A new study revealed today at the 75th Annual Meeting of the American Academy of Orthopaedic Surgeons (AAOS), found that patients seeking treatment for arthritic knees should be given a weight-bearing X-ray first.

X-rays are a better diagnostic tool and much less expensive.

The study highlights the need for the primary-care physician to start with a patient’s medical history, after that, a routine physical and then focus on basic diagnostic skills.

“MRIs are being used in excess. Many doctors no longer talk to or examine their patients. Instead, they are going right for the technology,” said Wayne Goldstein, MD. Dr. Goldstein, lead author on the study, is a clinical professor of orthopaedics at the University of Illinois at Chicago College of Medicine and chairman of the Illinois Bone and Joint Institute.

 

“This is another example of over-utilization of the health-care system. It has become easier to go for the high-cost imaging.

"On average, an X-ray can cost less than $150, while an MRI can cost around $2,500. Many physicians are ordering MRIs for osteoarthritis of the knee, when all they need to make the diagnosis is that X-ray.”

Utilization of medical imaging is rising rapidly:
• It now consumes 10 percent to 15 percent of Medicare payments to physicians, compared with less than 5 percent only 10 years ago.
• These costs are expected to continue growing at an annual rate of 20 percent or more.

In 2008, Medicare will reimburse doctors more than $400 per MRI. A four-view X-ray, which works more effectively in showing osteoarthritis and is what most orthopaedic surgeons use, will reimburse doctors just over $43.

Reimbursement for each procedure is as follows:

MRI X-Ray (4-view)
2008 $457.33 $43.39
2007 $470.91 $42.46

In 2005, more than 533,000 total knee replacements (also known as total knee arthroplasties or TKA) were performed in the United States. The most common reasons for this surgery are:
• Severe pain
• Swelling and/or stiffness in the knee frequently caused by osteoarthritis, which cannot be satisfactorily treated with medications or other therapies

Researchers in this study reviewed a random sample of 50 patients who had total knee arthroplasty for osteoarthritis to see if they had an MRI of the knee within the two years before surgery.

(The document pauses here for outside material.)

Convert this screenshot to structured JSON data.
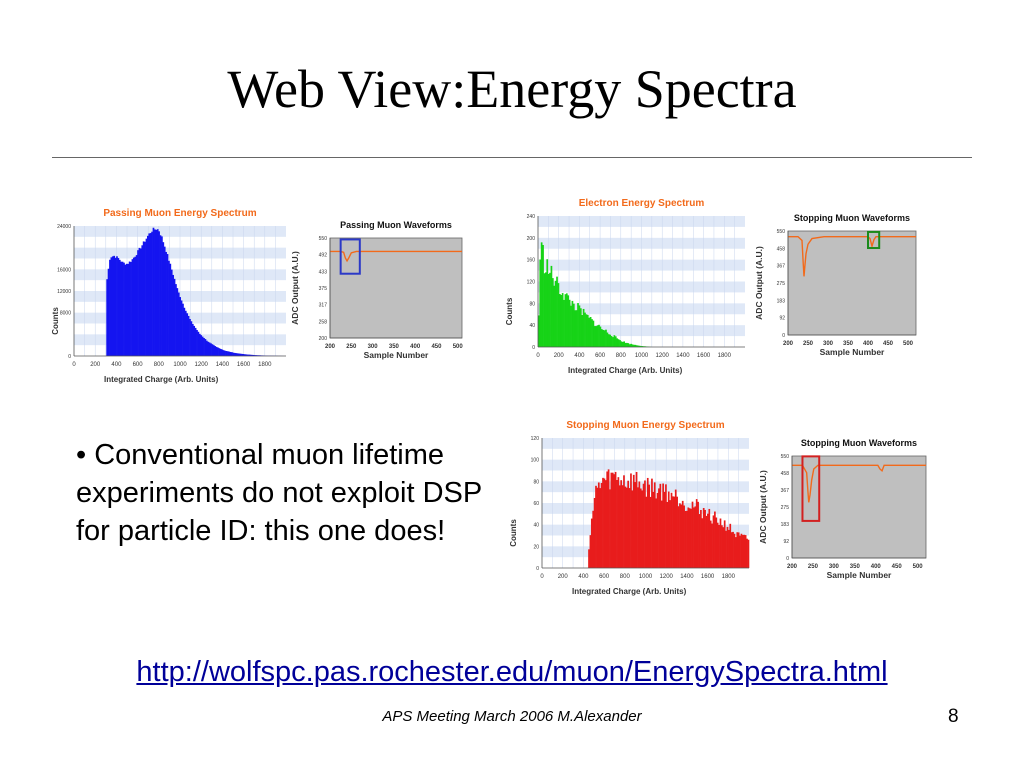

They found that 32 of the 50 patients did have an MRI which was ordered by their primary-care or orthopaedic physician and that the MRI did not provide any additional diagnostic information that could not be provided by an X-ray. More than half did not have any X-rays performed before their surgical consultation.

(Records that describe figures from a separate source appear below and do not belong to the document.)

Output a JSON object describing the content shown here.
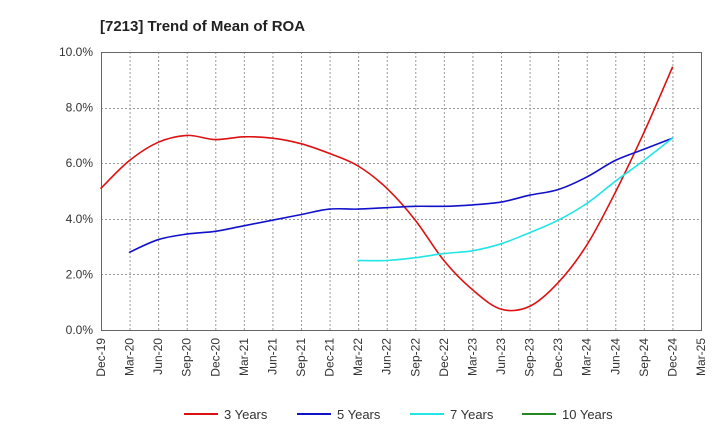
{
  "chart_data": {
    "type": "line",
    "title": "[7213]  Trend of Mean of ROA",
    "xlabel": "",
    "ylabel": "",
    "x_ticks": [
      "Dec-19",
      "Mar-20",
      "Jun-20",
      "Sep-20",
      "Dec-20",
      "Mar-21",
      "Jun-21",
      "Sep-21",
      "Dec-21",
      "Mar-22",
      "Jun-22",
      "Sep-22",
      "Dec-22",
      "Mar-23",
      "Jun-23",
      "Sep-23",
      "Dec-23",
      "Mar-24",
      "Jun-24",
      "Sep-24",
      "Dec-24",
      "Mar-25"
    ],
    "y_ticks": [
      "0.0%",
      "2.0%",
      "4.0%",
      "6.0%",
      "8.0%",
      "10.0%"
    ],
    "ylim": [
      0,
      10
    ],
    "grid": true,
    "legend_position": "bottom",
    "series": [
      {
        "name": "3 Years",
        "color": "#dd1111",
        "values": [
          [
            0,
            5.1
          ],
          [
            1,
            6.1
          ],
          [
            2,
            6.75
          ],
          [
            3,
            7.0
          ],
          [
            4,
            6.85
          ],
          [
            5,
            6.95
          ],
          [
            6,
            6.9
          ],
          [
            7,
            6.7
          ],
          [
            8,
            6.35
          ],
          [
            9,
            5.9
          ],
          [
            10,
            5.1
          ],
          [
            11,
            3.95
          ],
          [
            12,
            2.5
          ],
          [
            13,
            1.45
          ],
          [
            14,
            0.75
          ],
          [
            15,
            0.85
          ],
          [
            16,
            1.7
          ],
          [
            17,
            3.05
          ],
          [
            18,
            4.95
          ],
          [
            19,
            7.1
          ],
          [
            20,
            9.45
          ]
        ]
      },
      {
        "name": "5 Years",
        "color": "#1111cc",
        "values": [
          [
            1,
            2.8
          ],
          [
            2,
            3.25
          ],
          [
            3,
            3.45
          ],
          [
            4,
            3.55
          ],
          [
            5,
            3.75
          ],
          [
            6,
            3.95
          ],
          [
            7,
            4.15
          ],
          [
            8,
            4.35
          ],
          [
            9,
            4.35
          ],
          [
            10,
            4.4
          ],
          [
            11,
            4.45
          ],
          [
            12,
            4.45
          ],
          [
            13,
            4.5
          ],
          [
            14,
            4.6
          ],
          [
            15,
            4.85
          ],
          [
            16,
            5.05
          ],
          [
            17,
            5.5
          ],
          [
            18,
            6.1
          ],
          [
            19,
            6.5
          ],
          [
            20,
            6.9
          ]
        ]
      },
      {
        "name": "7 Years",
        "color": "#22e5e5",
        "values": [
          [
            9,
            2.5
          ],
          [
            10,
            2.5
          ],
          [
            11,
            2.6
          ],
          [
            12,
            2.75
          ],
          [
            13,
            2.85
          ],
          [
            14,
            3.1
          ],
          [
            15,
            3.5
          ],
          [
            16,
            3.95
          ],
          [
            17,
            4.55
          ],
          [
            18,
            5.35
          ],
          [
            19,
            6.1
          ],
          [
            20,
            6.9
          ]
        ]
      },
      {
        "name": "10 Years",
        "color": "#228822",
        "values": []
      }
    ]
  }
}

“There are some indications for MRI, such as suspicion of avascular necrosis [in which blood loss to the area causes bones to break down, something which may not be seen on early X-rays], but that is not a common condition,” Dr. Goldstein said.

Dr. Goldstein and his co-authors believe that the main reason for this over-utilization of the MRI is a lack of education on this diagnostic technique, especially with family and primary-care physicians.

“We fix this problem through educating physicians on the appropriate use of MRIs. We also need to educate our patients.

"Virtually every adult experiencing a knee problem should first have an appropriate set of X-rays before considering an MRI, which has been marketed as the premier diagnostic tool, so patients often come into the office expecting, even demanding, an MRI.

"Physicians need to look at why they are ordering an MRI and consider whether it is truly necessary.”

Disclosure: Dr. Goldstein and his co-authors received no compensation for this study.